SAN FRANCISCO (Reuters) - Traders on Tuesday were “clamoring” to borrow shares of Roku (ROKU.O) in order to sell them short following the video-streaming company’s initial public offer last week, according to S3 Partners.
Shares of the Los Gatos, California company dropped 10.5 percent to $21.08 on Tuesday, bringing their decline to 20 percent in the past two sessions.
“With short sellers clamoring for short locates, stock borrow rates have increased from the 20-percent fee level to over 65-percent fee for some trades we’ve seen done today,” Ihor Dusaniwsky, S3 Partners’ head of research, said in an email.
So far, about 2 million shares of Roku have been sold short, according to the financial analytics firm.

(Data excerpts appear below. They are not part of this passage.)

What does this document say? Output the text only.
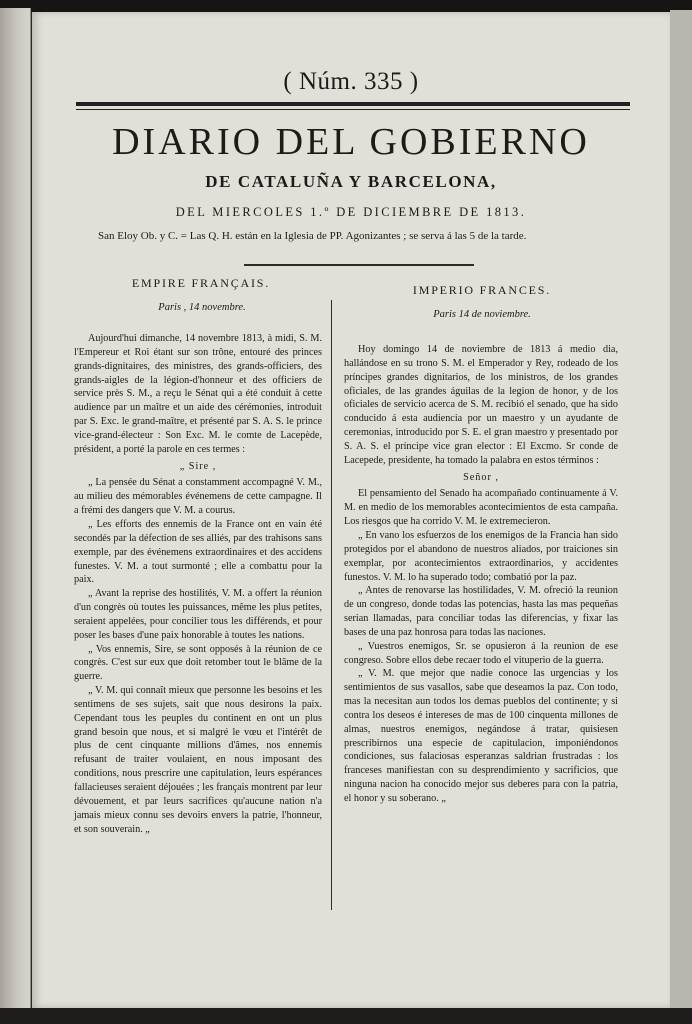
( Núm. 335 )
DIARIO DEL GOBIERNO
DE CATALUÑA Y BARCELONA,
DEL MIERCOLES 1.º DE DICIEMBRE DE 1813.
San Eloy Ob. y C. = Las Q. H. están en la Iglesia de PP. Agonizantes ; se serva á las 5 de la tarde.
EMPIRE FRANÇAIS.
Paris , 14 novembre.
IMPERIO FRANCES.
Paris 14 de noviembre.

Aujourd'hui dimanche, 14 novembre 1813, à midi, S. M. l'Empereur et Roi étant sur son trône, entouré des princes grands-dignitaires, des ministres, des grands-officiers, des grands-aigles de la légion-d'honneur et des officiers de service près S. M., a reçu le Sénat qui a été conduit à cette audience par un maître et un aide des cérémonies, introduit par S. Exc. le grand-maître, et présenté par S. A. S. le prince vice-grand-électeur : Son Exc. M. le comte de Lacepède, président, a porté la parole en ces termes :

„ Sire ,

„ La pensée du Sénat a constamment accompagné V. M., au milieu des mémorables événemens de cette campagne. Il a frémi des dangers que V. M. a courus.

„ Les efforts des ennemis de la France ont en vain été secondés par la défection de ses alliés, par des trahisons sans exemple, par des événemens extraordinaires et des accidens funestes. V. M. a tout surmonté ; elle a combattu pour la paix.

„ Avant la reprise des hostilités, V. M. a offert la réunion d'un congrès où toutes les puissances, même les plus petites, seraient appelées, pour concilier tous les différends, et pour poser les bases d'une paix honorable à toutes les nations.

„ Vos ennemis, Sire, se sont opposés à la réunion de ce congrès. C'est sur eux que doit retomber tout le blâme de la guerre.

„ V. M. qui connaît mieux que personne les besoins et les sentimens de ses sujets, sait que nous desirons la paix. Cependant tous les peuples du continent en ont un plus grand besoin que nous, et si malgré le vœu et l'intérêt de plus de cent cinquante millions d'âmes, nos ennemis refusant de traiter voulaient, en nous imposant des conditions, nous prescrire une capitulation, leurs espérances fallacieuses seraient déjouées ; les français montrent par leur dévouement, et par leurs sacrifices qu'aucune nation n'a jamais mieux connu ses devoirs envers la patrie, l'honneur, et son souverain. „

Hoy domingo 14 de noviembre de 1813 á medio dia, hallándose en su trono S. M. el Emperador y Rey, rodeado de los príncipes grandes dignitarios, de los ministros, de los grandes oficiales, de las grandes águilas de la legion de honor, y de los oficiales de servicio acerca de S. M. recibió el senado, que ha sido conducido á esta audiencia por un maestro y un ayudante de ceremonias, introducido por S. E. el gran maestro y presentado por S. A. S. el príncipe vice gran elector : El Excmo. Sr conde de Lacepede, presidente, ha tomado la palabra en estos términos :

Señor ,

El pensamiento del Senado ha acompañado continuamente á V. M. en medio de los memorables acontecimientos de esta campaña. Los riesgos que ha corrido V. M. le extremecieron.

„ En vano los esfuerzos de los enemigos de la Francia han sido protegidos por el abandono de nuestros aliados, por traiciones sin exemplar, por acontecimientos extraordinarios, y accidentes funestos. V. M. lo ha superado todo; combatió por la paz.

„ Antes de renovarse las hostilidades, V. M. ofreció la reunion de un congreso, donde todas las potencias, hasta las mas pequeñas serian llamadas, para conciliar todas las diferencias, y fixar las bases de una paz honrosa para todas las naciones.

„ Vuestros enemigos, Sr. se opusieron á la reunion de ese congreso. Sobre ellos debe recaer todo el vituperio de la guerra.

„ V. M. que mejor que nadie conoce las urgencias y los sentimientos de sus vasallos, sabe que deseamos la paz. Con todo, mas la necesitan aun todos los demas pueblos del continente; y si contra los deseos é intereses de mas de 100 cinquenta millones de almas, nuestros enemigos, negándose á tratar, quisiesen prescribirnos una especie de capitulacion, imponiéndonos condiciones, sus falaciosas esperanzas saldrian frustradas : los franceses manifiestan con su desprendimiento y sacrificios, que ninguna nacion ha conocido mejor sus deberes para con la patria, el honor y su soberano. „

Riding a wave of consumers abandoning cable TV and switching to online content while facing competition from larger rivals, Roku remained up 51 percent from the $14 price set in its initial public offer on Wednesday.
Based on its 2016 growth rate, Roku’s annual revenue could reach $623 million in 2018, putting its current stock price at about 3.2 times revenue, a level that appears expensive compared to other Silicon Valley consumer electronics makers.
Roku’s shareholders include Menlo Ventures, Fidelity and Rupert Murdoch’s Twenty-First Century Fox (FOXA.O).